Talvez tivessem sido esses os motivos, ou talvez não existissem motivos para o ímpeto que levou Yasen a desrespeitar as regras impostas pelas fadas e ultrapassar os limites dos freixos, deixando a floresta num certo dia de verão. Com medo, claro, mas com tal curiosidade que tornou impossível à natureza negar-lhe o desejo. E assim Yasen viu-se num mundo totalmente diferente do seu, onde planícies permitiam que se visse o horizonte como ao alcance dos dedos e onde o sol brilhava sem a sombra das enormes árvores para impedir.

Durante toda uma manhã, Yasen voou pelo ar livre, sentiu o sol lhe aquecer a pele, deixou-se repousar na grama macia, satisfazendo cada curiosidade que a liberdade lhe inspirava. Explorou até se cansar e, quando isso aconteceu, pousou na beira de um riacho que havia ali, maravilhando-se com o frescor e a textura da água, tão diferentes das chuvas que caíam em seu lar. Foi sorrindo que tocou, quase com medo, a superfície cristalina com a ponta dos pés, brincando de fazer crescer belos juncos ao seu redor. E foi nesse momento que Aysel, que tudo observava guardando distância e curiosidade, decidiu aproximar-se.

"Quem é você?"

Yasen saltou com o susto, espalhando água. Com as delicadas asas batendo tanto quanto o coração pequeno, aproximou-se devagar, observando a criatura com grandes e belos olhos azuis, rodeados de cílios tão brancos quanto o resto da pele.

"Quem é você?", perguntou, por sua vez, "Não é uma fada, é? Não tem asas..."

"Asas?", Aysel franziu a testa, confusa, "O que são... asas?"

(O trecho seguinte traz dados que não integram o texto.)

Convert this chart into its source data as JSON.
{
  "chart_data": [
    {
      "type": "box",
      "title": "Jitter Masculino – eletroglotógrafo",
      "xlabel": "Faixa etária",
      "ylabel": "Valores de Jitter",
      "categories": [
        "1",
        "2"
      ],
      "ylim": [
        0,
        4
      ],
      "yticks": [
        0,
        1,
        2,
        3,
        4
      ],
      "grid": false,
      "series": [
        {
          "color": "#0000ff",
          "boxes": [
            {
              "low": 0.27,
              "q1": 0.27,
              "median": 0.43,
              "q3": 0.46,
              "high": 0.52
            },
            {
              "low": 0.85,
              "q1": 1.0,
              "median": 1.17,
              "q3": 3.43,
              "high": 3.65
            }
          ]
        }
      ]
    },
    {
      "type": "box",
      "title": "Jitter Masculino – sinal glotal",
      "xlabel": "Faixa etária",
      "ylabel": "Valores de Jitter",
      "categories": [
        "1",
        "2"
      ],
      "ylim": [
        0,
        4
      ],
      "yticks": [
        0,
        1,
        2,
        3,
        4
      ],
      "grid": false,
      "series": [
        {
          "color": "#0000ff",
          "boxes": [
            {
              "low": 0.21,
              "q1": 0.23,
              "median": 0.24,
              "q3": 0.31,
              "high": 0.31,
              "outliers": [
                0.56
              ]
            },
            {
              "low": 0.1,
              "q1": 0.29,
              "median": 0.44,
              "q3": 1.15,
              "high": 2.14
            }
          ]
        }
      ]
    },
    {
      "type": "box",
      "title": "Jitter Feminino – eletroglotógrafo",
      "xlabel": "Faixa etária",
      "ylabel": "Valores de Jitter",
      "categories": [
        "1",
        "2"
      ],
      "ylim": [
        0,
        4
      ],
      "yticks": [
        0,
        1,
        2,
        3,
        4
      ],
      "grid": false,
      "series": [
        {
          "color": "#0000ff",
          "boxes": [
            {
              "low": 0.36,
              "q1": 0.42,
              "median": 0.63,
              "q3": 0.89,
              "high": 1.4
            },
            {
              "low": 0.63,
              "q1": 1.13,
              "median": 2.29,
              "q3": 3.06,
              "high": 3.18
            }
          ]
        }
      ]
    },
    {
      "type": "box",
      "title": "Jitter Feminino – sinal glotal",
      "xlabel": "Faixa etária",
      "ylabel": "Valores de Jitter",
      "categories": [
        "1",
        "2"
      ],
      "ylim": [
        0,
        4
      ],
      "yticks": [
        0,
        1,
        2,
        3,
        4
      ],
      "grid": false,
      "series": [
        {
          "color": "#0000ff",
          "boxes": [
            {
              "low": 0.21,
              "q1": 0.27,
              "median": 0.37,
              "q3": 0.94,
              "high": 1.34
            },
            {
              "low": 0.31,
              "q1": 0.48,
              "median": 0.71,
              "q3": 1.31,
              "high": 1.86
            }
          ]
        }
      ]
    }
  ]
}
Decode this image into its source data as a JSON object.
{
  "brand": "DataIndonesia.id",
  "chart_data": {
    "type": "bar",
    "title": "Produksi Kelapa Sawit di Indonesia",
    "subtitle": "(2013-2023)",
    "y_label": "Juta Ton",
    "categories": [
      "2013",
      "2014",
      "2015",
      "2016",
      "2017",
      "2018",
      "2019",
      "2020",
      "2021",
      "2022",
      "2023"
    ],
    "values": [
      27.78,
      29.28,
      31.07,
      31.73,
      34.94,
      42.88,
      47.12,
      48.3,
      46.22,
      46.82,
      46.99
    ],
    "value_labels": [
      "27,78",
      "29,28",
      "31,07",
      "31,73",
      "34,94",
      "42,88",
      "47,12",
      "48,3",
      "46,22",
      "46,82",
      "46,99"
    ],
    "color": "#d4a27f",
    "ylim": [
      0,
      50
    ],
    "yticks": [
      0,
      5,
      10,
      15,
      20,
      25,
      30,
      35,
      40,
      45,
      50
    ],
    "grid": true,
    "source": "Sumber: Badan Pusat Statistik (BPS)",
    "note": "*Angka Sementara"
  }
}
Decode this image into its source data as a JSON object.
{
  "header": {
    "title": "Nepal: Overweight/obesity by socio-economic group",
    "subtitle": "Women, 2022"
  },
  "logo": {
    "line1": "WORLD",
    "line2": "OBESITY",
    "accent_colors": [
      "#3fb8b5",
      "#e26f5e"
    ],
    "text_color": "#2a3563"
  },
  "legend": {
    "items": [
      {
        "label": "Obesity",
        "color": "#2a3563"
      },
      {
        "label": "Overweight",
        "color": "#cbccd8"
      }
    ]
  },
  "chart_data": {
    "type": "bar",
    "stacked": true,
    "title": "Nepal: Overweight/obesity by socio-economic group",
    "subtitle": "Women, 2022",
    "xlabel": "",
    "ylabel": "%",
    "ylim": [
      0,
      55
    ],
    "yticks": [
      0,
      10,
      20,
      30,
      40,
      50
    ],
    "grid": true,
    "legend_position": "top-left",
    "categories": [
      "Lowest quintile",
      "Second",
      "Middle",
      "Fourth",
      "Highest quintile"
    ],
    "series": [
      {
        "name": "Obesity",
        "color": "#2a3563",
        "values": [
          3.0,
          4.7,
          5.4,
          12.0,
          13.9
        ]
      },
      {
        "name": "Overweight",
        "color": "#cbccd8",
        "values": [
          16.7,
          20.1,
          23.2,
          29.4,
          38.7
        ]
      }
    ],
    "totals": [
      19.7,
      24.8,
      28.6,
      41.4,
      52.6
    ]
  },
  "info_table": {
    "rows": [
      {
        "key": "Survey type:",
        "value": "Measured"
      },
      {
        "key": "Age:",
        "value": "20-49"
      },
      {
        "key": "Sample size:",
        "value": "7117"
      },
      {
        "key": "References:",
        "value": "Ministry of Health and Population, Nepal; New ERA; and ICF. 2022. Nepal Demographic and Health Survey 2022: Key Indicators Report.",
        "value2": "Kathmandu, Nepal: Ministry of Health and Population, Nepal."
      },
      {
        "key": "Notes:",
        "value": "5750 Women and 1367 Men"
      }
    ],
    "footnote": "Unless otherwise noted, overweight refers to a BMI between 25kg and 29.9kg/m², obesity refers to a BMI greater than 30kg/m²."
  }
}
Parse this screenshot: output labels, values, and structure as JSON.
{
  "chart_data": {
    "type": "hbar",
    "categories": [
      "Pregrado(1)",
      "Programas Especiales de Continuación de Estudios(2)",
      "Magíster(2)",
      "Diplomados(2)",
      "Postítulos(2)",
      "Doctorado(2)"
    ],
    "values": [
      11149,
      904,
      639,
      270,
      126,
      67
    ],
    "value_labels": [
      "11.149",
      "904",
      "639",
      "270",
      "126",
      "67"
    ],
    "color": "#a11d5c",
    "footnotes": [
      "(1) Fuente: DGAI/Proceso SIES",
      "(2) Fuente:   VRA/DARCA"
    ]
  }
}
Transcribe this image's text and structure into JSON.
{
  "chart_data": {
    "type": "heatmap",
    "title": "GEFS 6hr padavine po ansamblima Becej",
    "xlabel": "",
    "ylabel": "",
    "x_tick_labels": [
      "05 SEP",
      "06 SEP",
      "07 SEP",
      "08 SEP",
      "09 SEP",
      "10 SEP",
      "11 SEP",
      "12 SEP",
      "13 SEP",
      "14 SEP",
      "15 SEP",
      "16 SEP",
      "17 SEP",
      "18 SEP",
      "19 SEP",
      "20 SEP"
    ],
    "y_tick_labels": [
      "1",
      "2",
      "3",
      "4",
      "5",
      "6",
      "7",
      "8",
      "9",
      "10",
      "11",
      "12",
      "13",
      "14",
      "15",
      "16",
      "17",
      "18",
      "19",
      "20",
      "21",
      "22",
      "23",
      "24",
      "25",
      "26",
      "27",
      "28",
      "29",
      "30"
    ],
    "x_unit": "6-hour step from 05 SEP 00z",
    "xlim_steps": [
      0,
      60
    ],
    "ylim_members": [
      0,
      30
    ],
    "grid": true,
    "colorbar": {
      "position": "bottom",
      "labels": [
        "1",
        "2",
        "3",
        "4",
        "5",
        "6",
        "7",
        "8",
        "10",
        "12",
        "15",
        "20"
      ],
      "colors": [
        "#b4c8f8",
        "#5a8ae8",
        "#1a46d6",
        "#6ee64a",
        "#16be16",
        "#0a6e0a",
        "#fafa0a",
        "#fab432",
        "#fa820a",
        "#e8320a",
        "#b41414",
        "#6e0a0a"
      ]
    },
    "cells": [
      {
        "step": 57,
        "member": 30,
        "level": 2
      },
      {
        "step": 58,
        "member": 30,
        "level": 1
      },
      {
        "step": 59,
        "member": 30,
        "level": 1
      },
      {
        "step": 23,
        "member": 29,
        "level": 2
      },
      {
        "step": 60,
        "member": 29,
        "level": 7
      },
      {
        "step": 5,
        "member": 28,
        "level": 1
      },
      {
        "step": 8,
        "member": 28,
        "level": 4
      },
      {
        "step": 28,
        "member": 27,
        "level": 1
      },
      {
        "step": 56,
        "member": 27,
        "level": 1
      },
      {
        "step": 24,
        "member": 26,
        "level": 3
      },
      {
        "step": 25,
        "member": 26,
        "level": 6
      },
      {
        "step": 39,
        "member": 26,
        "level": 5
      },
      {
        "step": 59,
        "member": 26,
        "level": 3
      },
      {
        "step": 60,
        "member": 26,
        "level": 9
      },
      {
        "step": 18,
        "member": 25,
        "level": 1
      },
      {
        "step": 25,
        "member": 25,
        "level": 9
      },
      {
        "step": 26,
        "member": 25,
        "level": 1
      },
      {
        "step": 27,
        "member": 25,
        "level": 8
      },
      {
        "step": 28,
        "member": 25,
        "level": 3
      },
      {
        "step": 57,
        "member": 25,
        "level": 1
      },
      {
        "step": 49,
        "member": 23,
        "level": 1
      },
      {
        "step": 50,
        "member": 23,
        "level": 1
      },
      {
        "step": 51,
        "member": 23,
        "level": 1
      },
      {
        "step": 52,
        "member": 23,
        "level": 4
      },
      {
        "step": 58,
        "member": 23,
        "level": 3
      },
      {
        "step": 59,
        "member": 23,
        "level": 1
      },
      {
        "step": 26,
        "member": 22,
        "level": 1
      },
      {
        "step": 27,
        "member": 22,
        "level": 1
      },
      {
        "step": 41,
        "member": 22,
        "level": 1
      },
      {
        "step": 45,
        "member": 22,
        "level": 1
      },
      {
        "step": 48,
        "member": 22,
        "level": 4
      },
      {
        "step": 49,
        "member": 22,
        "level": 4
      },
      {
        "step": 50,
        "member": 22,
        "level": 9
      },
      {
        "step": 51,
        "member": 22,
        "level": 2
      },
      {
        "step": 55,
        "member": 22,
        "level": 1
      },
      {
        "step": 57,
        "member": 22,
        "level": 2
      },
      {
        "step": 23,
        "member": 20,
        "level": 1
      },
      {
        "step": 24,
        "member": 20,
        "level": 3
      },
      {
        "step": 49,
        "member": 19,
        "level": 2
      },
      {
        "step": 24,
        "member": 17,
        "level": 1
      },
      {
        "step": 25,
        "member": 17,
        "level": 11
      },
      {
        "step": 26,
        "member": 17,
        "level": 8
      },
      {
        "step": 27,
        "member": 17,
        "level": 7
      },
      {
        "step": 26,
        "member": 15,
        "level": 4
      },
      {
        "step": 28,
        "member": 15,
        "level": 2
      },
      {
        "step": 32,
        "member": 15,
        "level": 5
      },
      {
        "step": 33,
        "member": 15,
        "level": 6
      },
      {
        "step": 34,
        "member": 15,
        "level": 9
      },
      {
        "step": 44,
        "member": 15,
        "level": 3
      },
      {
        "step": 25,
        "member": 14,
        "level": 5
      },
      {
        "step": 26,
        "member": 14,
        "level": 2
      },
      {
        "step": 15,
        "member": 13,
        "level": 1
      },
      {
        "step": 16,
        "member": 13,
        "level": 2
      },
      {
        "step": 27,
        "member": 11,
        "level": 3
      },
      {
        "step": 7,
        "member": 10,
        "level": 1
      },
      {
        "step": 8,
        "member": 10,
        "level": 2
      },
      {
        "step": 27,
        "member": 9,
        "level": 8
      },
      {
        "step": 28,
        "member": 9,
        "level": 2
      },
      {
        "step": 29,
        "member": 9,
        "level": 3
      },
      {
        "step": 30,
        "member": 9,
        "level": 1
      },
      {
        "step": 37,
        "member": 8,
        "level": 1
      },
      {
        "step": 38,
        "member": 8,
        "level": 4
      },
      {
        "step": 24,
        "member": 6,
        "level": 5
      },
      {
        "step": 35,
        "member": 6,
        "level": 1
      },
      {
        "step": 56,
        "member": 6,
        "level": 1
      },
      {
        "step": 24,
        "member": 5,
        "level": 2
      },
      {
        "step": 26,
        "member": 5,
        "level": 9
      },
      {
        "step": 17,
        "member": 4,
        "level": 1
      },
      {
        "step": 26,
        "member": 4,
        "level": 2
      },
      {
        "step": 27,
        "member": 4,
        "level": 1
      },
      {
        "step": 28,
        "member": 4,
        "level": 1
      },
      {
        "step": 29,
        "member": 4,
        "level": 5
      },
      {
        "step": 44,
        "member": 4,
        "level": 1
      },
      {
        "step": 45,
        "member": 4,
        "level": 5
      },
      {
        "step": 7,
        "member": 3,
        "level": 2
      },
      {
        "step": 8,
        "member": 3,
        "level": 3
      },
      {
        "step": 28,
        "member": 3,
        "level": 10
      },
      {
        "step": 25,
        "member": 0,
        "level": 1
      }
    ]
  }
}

Yasen virou-se então, mostrando as belas e intrincadas asas à criatura, que acompanhou maravilhada o movimento. Com um breve floreio, a fada voltou a sentar-se, colocando de novo os pés na água límpida.

"O que é isso?", Aysel perguntou, admirada, esticando os dedos pálidos e unidos por membranas para tocar o pé da fada, que riu baixinho ao sentir o toque frio e escorregadio.

"É o meu pé. Você não tem pés?"

A sereia negou, subindo com curiosidade os dedos pela batata da perna de Yasen, o que deixou um rastro molhado na pele escura.